A Thank You to Our Students at the IBDP Art Exhibit

Author Neil Gaiman wrote, “Life is sometimes hard. Things go wrong, in life and in love and in business and in friendship and in health and in all other ways that life can go wrong. And when things get tough, this is what you should do. Make good art.”

And that’s what our student-artists have done.

Our artists are in some ways our most vulnerable. They are our canaries, our soft parts. They feel not just for themselves but for us all and in making sense of their world enlighten us each to ours, but suffer for the cause of honesty.

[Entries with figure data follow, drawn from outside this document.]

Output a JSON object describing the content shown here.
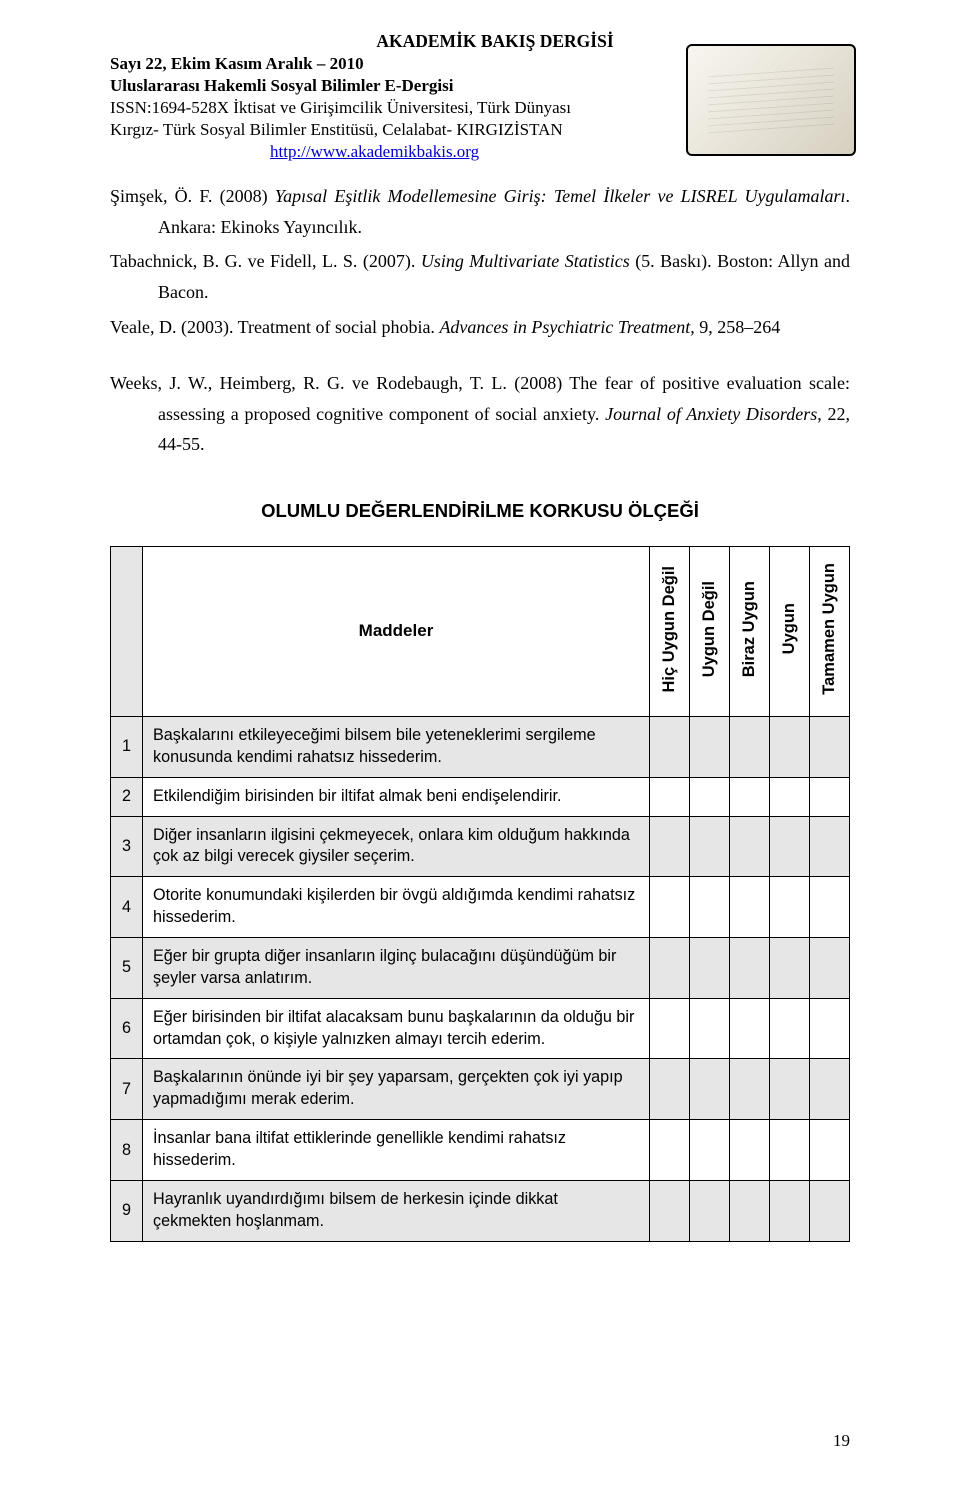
{
  "header": {
    "title": "AKADEMİK BAKIŞ DERGİSİ",
    "issue": "Sayı 22, Ekim  Kasım  Aralık – 2010",
    "subtitle": "Uluslararası Hakemli Sosyal Bilimler E-Dergisi",
    "issn_line": "ISSN:1694-528X İktisat ve Girişimcilik Üniversitesi, Türk Dünyası",
    "institute_line": "Kırgız- Türk Sosyal Bilimler Enstitüsü, Celalabat- KIRGIZİSTAN",
    "url": "http://www.akademikbakis.org"
  },
  "references": [
    {
      "prefix": "Şimşek, Ö. F. (2008) ",
      "italic1": "Yapısal Eşitlik Modellemesine Giriş: Temel İlkeler ve LISREL Uygulamaları",
      "suffix1": ". Ankara: Ekinoks Yayıncılık."
    },
    {
      "prefix": "Tabachnick, B. G. ve Fidell, L. S. (2007). ",
      "italic1": "Using Multivariate Statistics",
      "suffix1": " (5. Baskı). Boston: Allyn and Bacon."
    },
    {
      "prefix": "Veale, D. (2003). Treatment of social phobia. ",
      "italic1": "Advances in Psychiatric Treatment",
      "suffix1": ", 9, 258–264"
    },
    {
      "prefix": "Weeks, J. W., Heimberg, R. G. ve Rodebaugh, T. L. (2008) The fear of positive evaluation scale: assessing a proposed cognitive component of social anxiety. ",
      "italic1": "Journal of Anxiety Disorders",
      "suffix1": ", 22, 44-55."
    }
  ],
  "section_heading": "OLUMLU DEĞERLENDİRİLME KORKUSU ÖLÇEĞİ",
  "table": {
    "header_item": "Maddeler",
    "scale_labels": [
      "Hiç Uygun Değil",
      "Uygun Değil",
      "Biraz Uygun",
      "Uygun",
      "Tamamen Uygun"
    ],
    "rows": [
      {
        "num": "1",
        "text": "Başkalarını etkileyeceğimi bilsem bile yeteneklerimi sergileme konusunda kendimi rahatsız hissederim.",
        "shaded": true
      },
      {
        "num": "2",
        "text": "Etkilendiğim birisinden bir iltifat almak beni endişelendirir.",
        "shaded": false
      },
      {
        "num": "3",
        "text": "Diğer insanların ilgisini çekmeyecek, onlara kim olduğum hakkında çok az bilgi verecek giysiler seçerim.",
        "shaded": true
      },
      {
        "num": "4",
        "text": "Otorite konumundaki kişilerden bir övgü aldığımda kendimi rahatsız hissederim.",
        "shaded": false
      },
      {
        "num": "5",
        "text": "Eğer bir grupta diğer insanların ilginç bulacağını düşündüğüm bir şeyler varsa anlatırım.",
        "shaded": true
      },
      {
        "num": "6",
        "text": "Eğer birisinden bir iltifat alacaksam bunu başkalarının da olduğu bir ortamdan çok, o kişiyle yalnızken almayı tercih ederim.",
        "shaded": false
      },
      {
        "num": "7",
        "text": "Başkalarının önünde iyi bir şey yaparsam, gerçekten çok iyi yapıp yapmadığımı merak ederim.",
        "shaded": true
      },
      {
        "num": "8",
        "text": "İnsanlar bana iltifat ettiklerinde genellikle kendimi rahatsız hissederim.",
        "shaded": false
      },
      {
        "num": "9",
        "text": "Hayranlık uyandırdığımı bilsem de herkesin içinde dikkat çekmekten hoşlanmam.",
        "shaded": true
      }
    ]
  },
  "colors": {
    "shaded_bg": "#e6e6e6",
    "link_color": "#0000cc",
    "text_color": "#000000",
    "page_bg": "#ffffff"
  },
  "page_number": "19"
}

As we tour the Arts building tonight to view our student-artists’ work you will see photographs and drawings, paintings, collages, clothing and mixed-media installations that they have created these past 18 months in an attempt to make sense of their world. With work focused on the continued degradation of our environment, the failure of our political and economic systems, and the objectification of women, our students will make meaning of our world and hold it up to us as a mirror with which to reckon, or deny. With work focused on feelings of loneliness, angst, freedom, and in some cases desperation, our student-artists will remind us of our own struggles and our common humanity. In this way our artists are also our most courageous. They reveal who we are by revealing themselves: wholly, honestly with abandon.

Albert Einstein said, “It would be possible to describe everything scientifically, but it would make no sense. It would be without meaning, as if you described a Beethoven symphony as a variation of wave pressure.”

Tonight, our student-artists will help us make meaning of our world and of ourselves. For this, we thank you. Thank you for forcing us to acknowledge ourselves in all of our multitudes. Thank you for your talent yes, but more for your hard work, and for showing us that even in times of great difficulty we can do great things.